Hazel rabbrividì, sentendo usare il suo nome completo, ma continuò a guardare avanti. Iniziò ad intravedere gli occhi serpentini dello spirito, così strinse la presa sulla spada.

"So che sai che morirai. E sarò io ad ucciderti. Ma puoi scegliere di morire subito, velocemente, oppure di morire dolorosamente in battaglia. Avanti, decidi".

Per tutta risposta Hazel si avventò contro di lui.
La battaglia non fu lunga, ma fu aspra. Dopo non molto, Hazel si ritrovò a terra, con lo spirito che le roteava attorno e la canzonava.

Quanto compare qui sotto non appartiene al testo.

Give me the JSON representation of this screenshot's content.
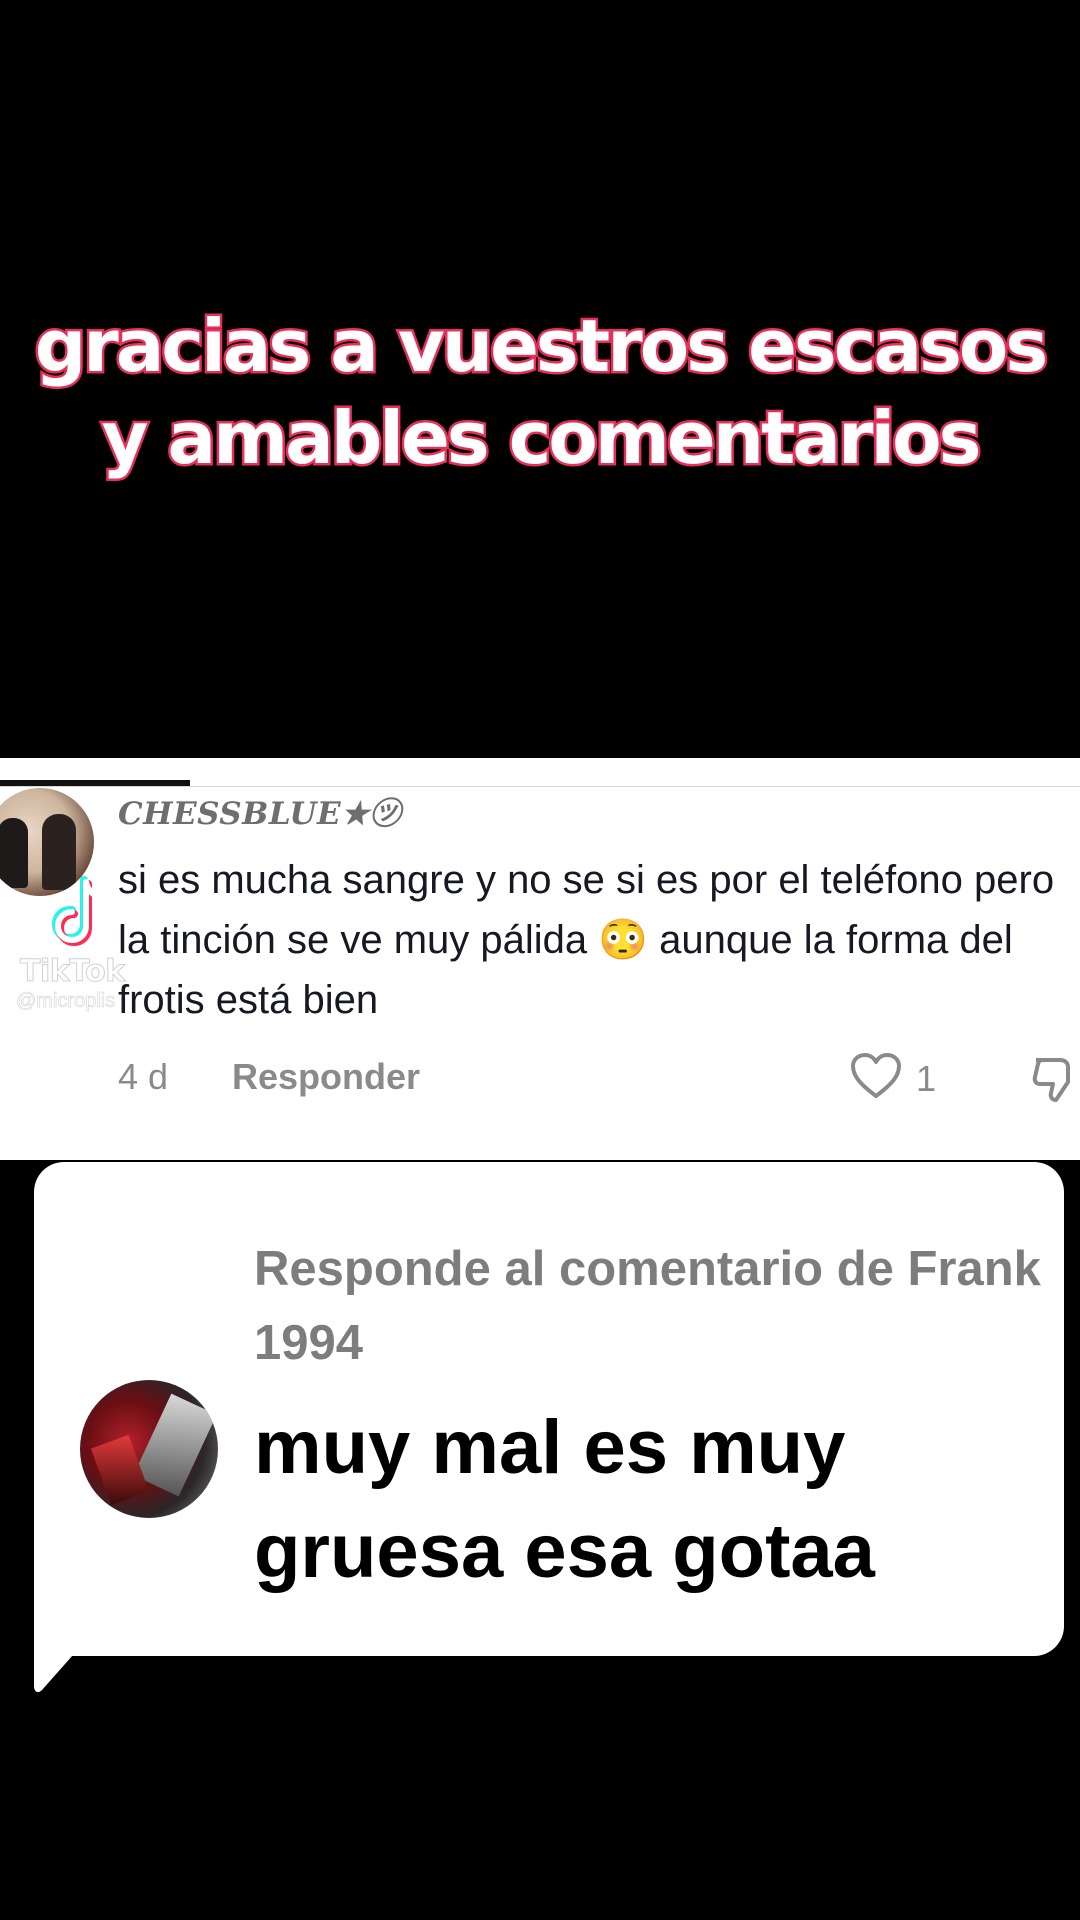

"Non puoi uccidermi. Io posso morire soltanto dopo aver ucciso un eroe. E quando io morirò, la luce rimarrà intrappolata per sempre se non liberata prima. Se vuoi liberare la luce, devi sconfiggermi. Non puoi liberare la luce. È inutile".

Hazel girò gli occhi, tentando una via di fuga. E poi lo vide: un piccolo cubo di roccia, con le sbarre attorno, che sembrava del bianco più puro. La ragazza scattò, e si lanciò verso il cubo di roccia, la spada alzata.
Arrivata lì davanti, tirò un colpo, che scheggiò la pietra. Una crepa iniziò ad allargarsi, mentre si intravedeva sempre più bianco dentro. Ma all'improvviso, Hazel sentì un colpo alla schiena. Abbassò lo sguardo e vide lo spirito uscire dal proprio petto. Lo spirito la stava uccidendo, ma ormai la luce era libera. Hazel riuscì a vedere il tetto del cubo di pietra crollare e liberare un grande fascio bianco, che iniziò ad illuminare il bosco e ad allargarsi verso Moon Jail, e lo spirito, in mezzo al fascio luminoso, che si dissolveva. E poi Hazel cadde, morente. Guardò la luce rinascere finché non vide più nulla.

----Allora. This is più lunga di quella di prima. Storia fantasy sempre per scuola. Lo so, è abbastanza banale e poco articolato, ma insomma, non avevo il tempo di studiarmela bene.